Der Blick in die Regionen zeigt übrigens, dass Patienten in Ost-KVen häufiger eine Physiotherapie erhalten: In Sachsen waren es je 1000 GKV-Versicherte 5461 Behandlungen, in Sachsen-Anhalt 5207, während es bundesweit im Schnitt 3642 waren. Am niedrigsten liegt die Zahl in Westfalen-Lippe mit 2422 Behandlungen je 1000 GKV-Versicherten.

Ergo- und Sprachtherapie machten im vergangenen Jahr zwar nur 6,9 bzw. 4,9 Prozent der Heilmittelleistungen der gesetzlichen Krankenversicherung aus, die vergleichsweise teuren therapeutischen Mittel erzielten aber dennoch einen Umsatzanteil von 14,7 bzw. 10,7 Prozent. Auf den Bereich der Ergotherapie entfielen 3,08 Millionen der Heilmittelleistungen, der Gesamtumsatz lag bei 968,7 Millionen Euro. Im Bereich der Sprachtherapie waren es 2,21 Millionen Leistungen mit einem Gesamtumsatz von 704 Millionen Euro.
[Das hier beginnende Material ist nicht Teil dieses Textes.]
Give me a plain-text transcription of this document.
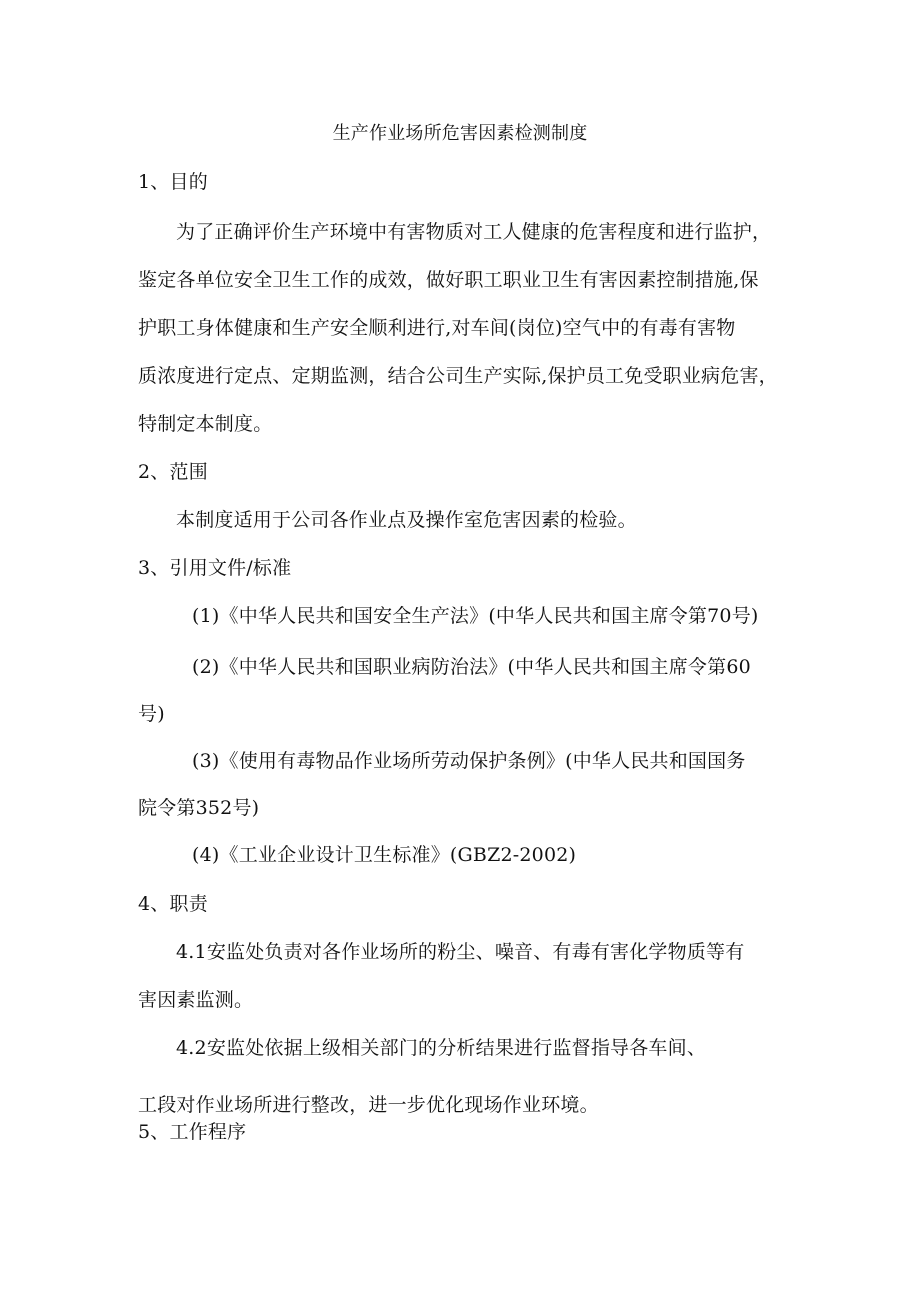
生产作业场所危害因素检测制度
1、目的
为了正确评价生产环境中有害物质对工人健康的危害程度和进行监护，
鉴定各单位安全卫生工作的成效，做好职工职业卫生有害因素控制措施,保
护职工身体健康和生产安全顺利进行,对车间(岗位)空气中的有毒有害物
质浓度进行定点、定期监测，结合公司生产实际,保护员工免受职业病危害，
特制定本制度。
2、范围
本制度适用于公司各作业点及操作室危害因素的检验。
3、引用文件/标准
(1)《中华人民共和国安全生产法》(中华人民共和国主席令第70号)
(2)《中华人民共和国职业病防治法》(中华人民共和国主席令第60
号)
(3)《使用有毒物品作业场所劳动保护条例》(中华人民共和国国务
院令第352号)
(4)《工业企业设计卫生标准》(GBZ2-2002)
4、职责
4.1安监处负责对各作业场所的粉尘、噪音、有毒有害化学物质等有
害因素监测。
4.2安监处依据上级相关部门的分析结果进行监督指导各车间、
工段对作业场所进行整改，进一步优化现场作业环境。
5、工作程序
Bei den Therapien für Kinder liegen die Jungen vorn

2016 waren 3,3 Millionen der AOK-Versicherten Kinder (13 Prozent). Bei rund zwölf Prozent wurde die Entwicklung durch eine Heilmitteltherapie unterstützt. Die Patientenrate lag bei den Jungen bei 13,8 Prozent, bei den Mädchen hingegen bei nur 9,8 Prozent. Für Kinder bis 14 Jahren wurden rund 1,8 Millionen Leistungen abgerechnet. 37,8 Prozent entfielen auf sprachtherapeutische Leistungen, 22,2 Prozent auf ergotherapeutische Leistungen. Es gibt drei Lebensphasen, in denen besonders viele Kinder therapiert werden: die ersten beiden Lebensjahre, die Zeit kurz vor der Einschulung und die Zeit kurz nach der Einschulung.
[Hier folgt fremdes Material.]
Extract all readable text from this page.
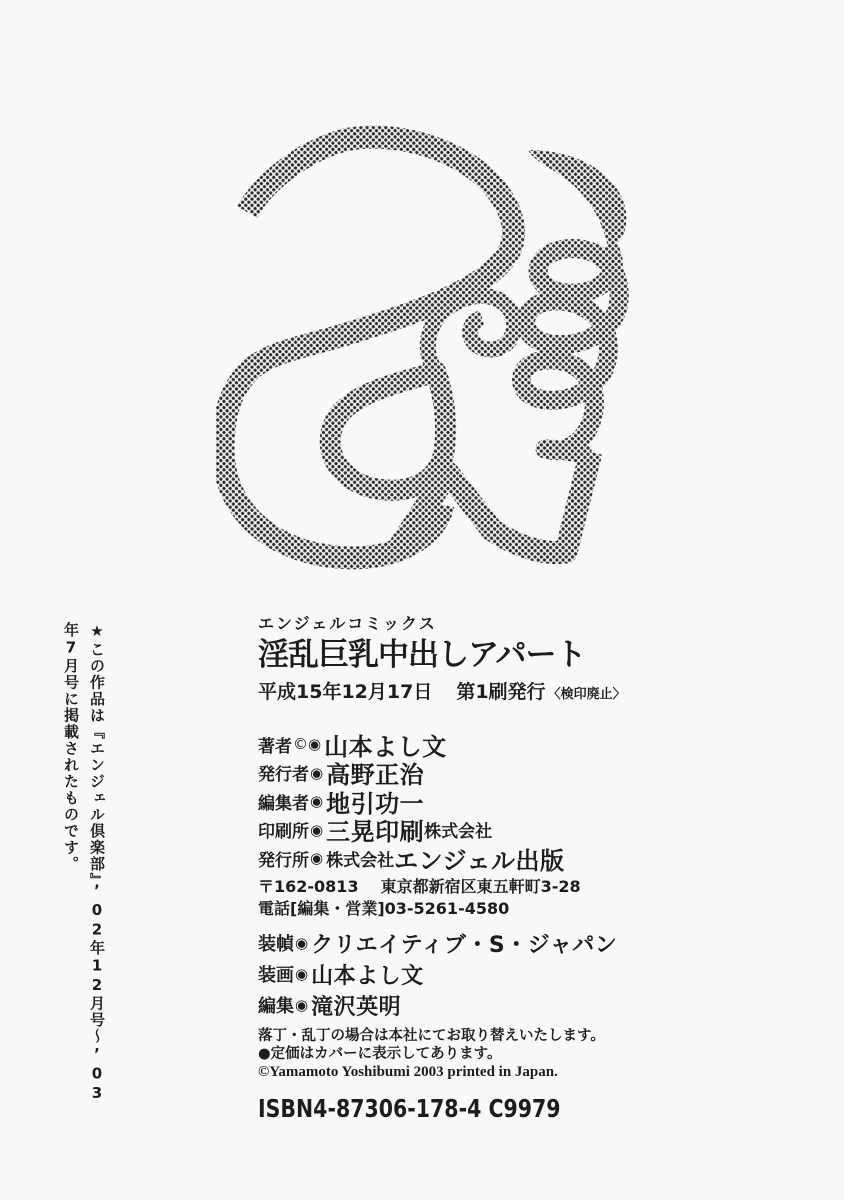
★この作品は『エンジェル倶楽部』’02年12月号〜’03年7月号に掲載されたものです。	エンジェルコミックス
淫乱巨乳中出しアパート
平成15年12月17日 第1刷発行 〈検印廃止〉
著者 ©◉ 山本よし文
発行者 ◉ 高野正治
編集者 ◉ 地引功一
印刷所 ◉ 三晃印刷 株式会社
発行所 ◉ 株式会社 エンジェル出版
〒162-0813 東京都新宿区東五軒町3-28
電話[編集・営業]03-5261-4580
装幀 ◉ クリエイティブ・S・ジャパン
装画 ◉ 山本よし文
編集 ◉ 滝沢英明
落丁・乱丁の場合は本社にてお取り替えいたします。
●定価はカバーに表示してあります。
©Yamamoto Yoshibumi 2003 printed in Japan.
ISBN4-87306-178-4 C9979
Über 60-Jährige haben häufig Rückenprobleme

Die rund 7,67 Millionen AOK-Versicherten ab 60 Jahren machten im vergangenen Jahr 30 Prozent der Versicherten, aber 46 Prozent der Heilmittelpatienten aus. Ein gutes Fünftel der Versicherten ab 60 Jahren durchlief die Heilmitteltherapien laut dem Wissenschaftlichen Institut der AOK (WIdO) aufgrund einer Diagnose aus der ICD-Gruppe "M50 - M54 Sonstige Krankheiten der Wirbelsäule und des Rückens" (22,2 Prozent der Leistungen). Mit großem Abstand würden die Patienten folgen, deren Diabetes mellitus eine podologische Verordnung ausgelöst habe (6,6 Prozent der Leistungen). Dritthäufigste Diagnose für eine Therapie war die Arthrose.

Die Leistungserbringer im Überblick

Insgesamt stellten im vergangenen Jahr 65.328 Anbieter von Heilmittelleistungen in Praxen und 1024 Krankenhäuser die Versorgung sicher, berichtet das Wissenschaftliche Institut der AOK (WIdO). In der Sprachtherapie wurden die AOK-Versicherten von 9843 Praxen behandelt. Im Bereich der Ergotherapie behandelten Beschäftigungs- und Suchttherapeuten in 8873 Praxen AOK-Versicherte. Die Zahl der Krankengymnasten und Physiotherapeuten stieg dem WIdO zufolge weiter auf 36.920 Praxen, während die Zahl der Bademeister und Masseure auf 4491 Praxen zurückging. Die Zahl der Podologen erhöhte sich indes auf 5227.